SURABAYA -- Melansir Worldmeter data baru PBB 1 , saat ini populasi Indonesia sebanyak
279.586.034 jiwa (29/5/2024). Jumlah penduduk Indonesia setara dengan 3,45% total
penduduk dunia. Tetapi sangat disayangkan dari sekian banyak penduduk yang ada di
Indonesia, minat literasi penduduk Indonesia sangatlah rendah.
Tidak hanya itu, berdasarkan survei yang dilakukan Program for International Student
Assessment (PISA) yang di rilis Organization for Economic Co-operation and Development
(OECD) pada 2019. Indonesia menempati rangking 62 dari 70 negara terbawah yang
memiliki tingkat literasi yang rendah, atau berada pada 10 negara terbawah dengan tingkat
literasi rendah.
Ironisnya United Nations Educational, Scientific and Cultural Organization (UNESCO) juga
menyebutkan minat baca orang Indonesia masih rendah. UNESCO menyebut Indeks minat
baca masyarakat Indonesia hanya diangka 0.001% atau dari 1,000 orang Indonesia hanya 1
orang saja yang rajin membaca buku.
Mengapa minat literasi penduduk Indonesia sangatlah minim dibandingkan negara Asia
Timur seperti Korea, Jepang, China, yang memiliki rata-rata memiliki 20-30 buku baru per- tahun, sementara Indonesia ssendiri hanya berkisar 0-1 buku baru per-tahunnya.

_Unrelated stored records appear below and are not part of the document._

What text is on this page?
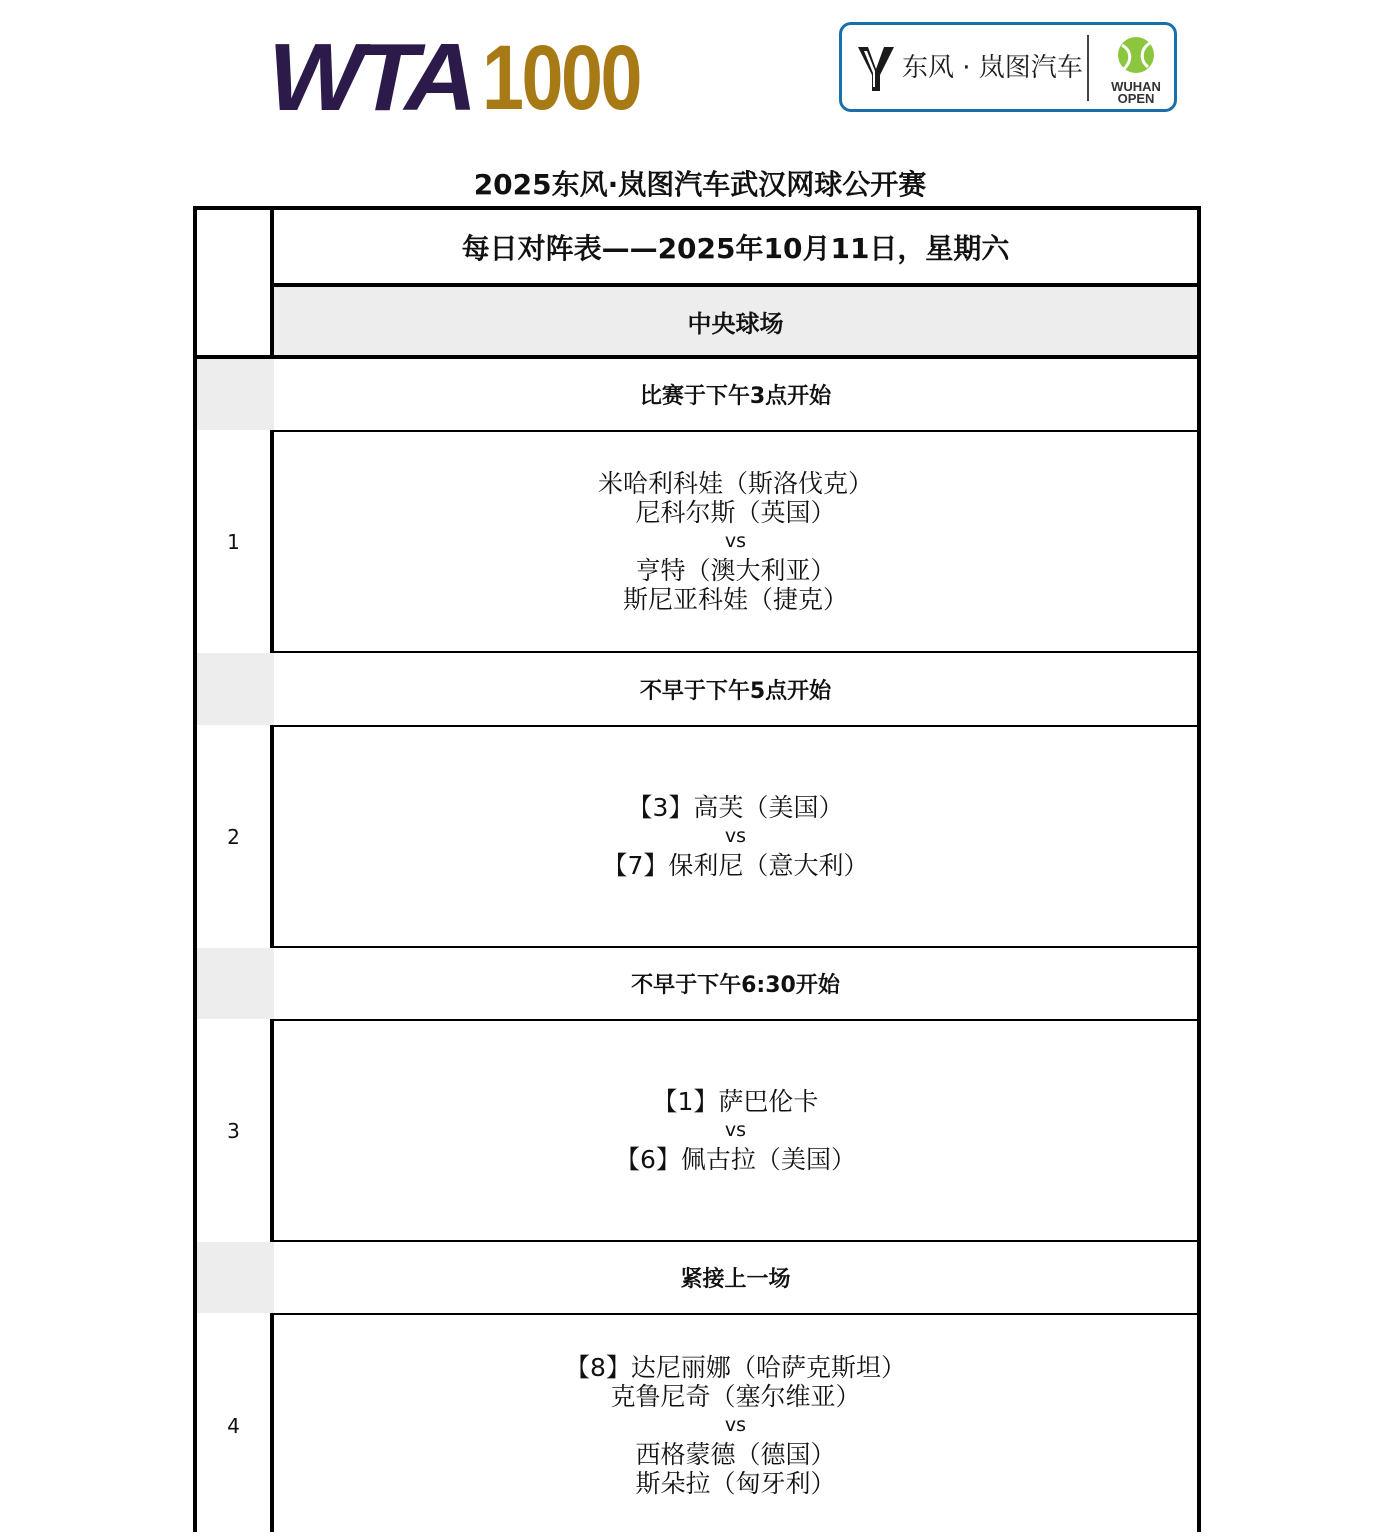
WTA 1000	东风 · 岚图汽车
WUHAN
OPEN
2025东风·岚图汽车武汉网球公开赛
每日对阵表——2025年10月11日，星期六
中央球场
比赛于下午3点开始
1
米哈利科娃（斯洛伐克）
尼科尔斯（英国）
vs
亨特（澳大利亚）
斯尼亚科娃（捷克）
不早于下午5点开始
2
【3】高芙（美国）
vs
【7】保利尼（意大利）
不早于下午6:30开始
3
【1】萨巴伦卡
vs
【6】佩古拉（美国）
紧接上一场
4
【8】达尼丽娜（哈萨克斯坦）
克鲁尼奇（塞尔维亚）
vs
西格蒙德（德国）
斯朵拉（匈牙利）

Ketua Komisi X DPR RI, Dede Yusuf, ikut angkat suara untuk menanggapi data tersebut.
"Angka ini menjadi penting di dunia, karena parameter pendidikan di dunia salah satunya
literasi membaca. Di Indonesia ini angka literasi membaca memang tidak terlalu tinggi, tapi
angka menonton kita justru sangat tinggi. Jadi orang Indonesia lebih suka menonton
ketimbang membaca,".
Menurut Wakil Ketua Komisi X DPR RI Dede Yusuf, terdapat tiga faktor yang membuat
tingkat membaca di Indonesia rendah. Di antaranya, 1)harga buku yang mahal, 2)akses
informasi yang sulit, 3)buku yang tidak berinovasi.
Fakta tersebut benar adanya dengan apa yang terjadi dikehidupan masyarakat Indonesia saat
ini. Walaupun pemerintah menyediakan dan memberikan penyuluhan edukasi mengenai
penerapan budaya membaca, tetapi hubungan antar keluarga, masyarakat dan lingkungan
sekitar yang tidak mendukung untuk meningkatkan literas, dapat mempengaruhi masyarakat memiliki tingkat literasi yang  rendah.Â
"Orang kita itu lebih suka mendengarkan dari pada membaca, makanya ada polisi tidur,
karena dikasih rambu-rambu kurangi kecepatan itu gak dibaca", ujar Dr. Listiyono Santoso,
S.S., M.Hum selaku Dosen Filsafat Bahasa dan Sastra Indonesia, Universitas Airlangga.
Jika dipikir kembali, begitu banyak polisi tidur yang berada di Indonesia. Hal ini tidak
terlepas dari kurangnya literasi masyarakat Indonesia. Tidak dipungkiri mendengarkan dan
menonton mudah untuk diakses, serta gambar yang memanjakan mata melalui efek-efek
visual modern, sama halnya dengan kekuatan mendengar membuat seseorang lebih fokus ke
suatu tujuan atau objek yang dibahas.
Selain itu rasa malas utuk membaca selalu menyergap kepada setiap orang, karena membaca
sendiri membutuhkan fokus yang lebih banyak, mata yang mudah merasa lelah ketika melihat
tulisan-tulisan, dan tidak terbiasa untuk membaca.
Jika hal ini dibiarkan terus-menerus akan menyebabkan rendahnya Indeks Pembangunan
Manusia (IPM) yang menunjukkan kualitas Sumber Daya Manusia (SDM) di suatu negara.
Minat baca merupakan salah satu indikator utama dalam penilaian IPM, terutama dalam
bidang kualitas pendidikan.
Dikutip dari Kementerian Koordinator Bidang Pembangunan Manusia dan Kebudayaan
Republik Indonesia (Kemenko PMK), bahwasannya sumber daya manusia (SDM) yang
mumpuni sangat dibutuhkan jelang Indonesia Emas tahun 2045. Tiga aspek yang
dipersiapkan untuk SDM mumpuni yaitu literasi dasar, karakter, dan kompetensi.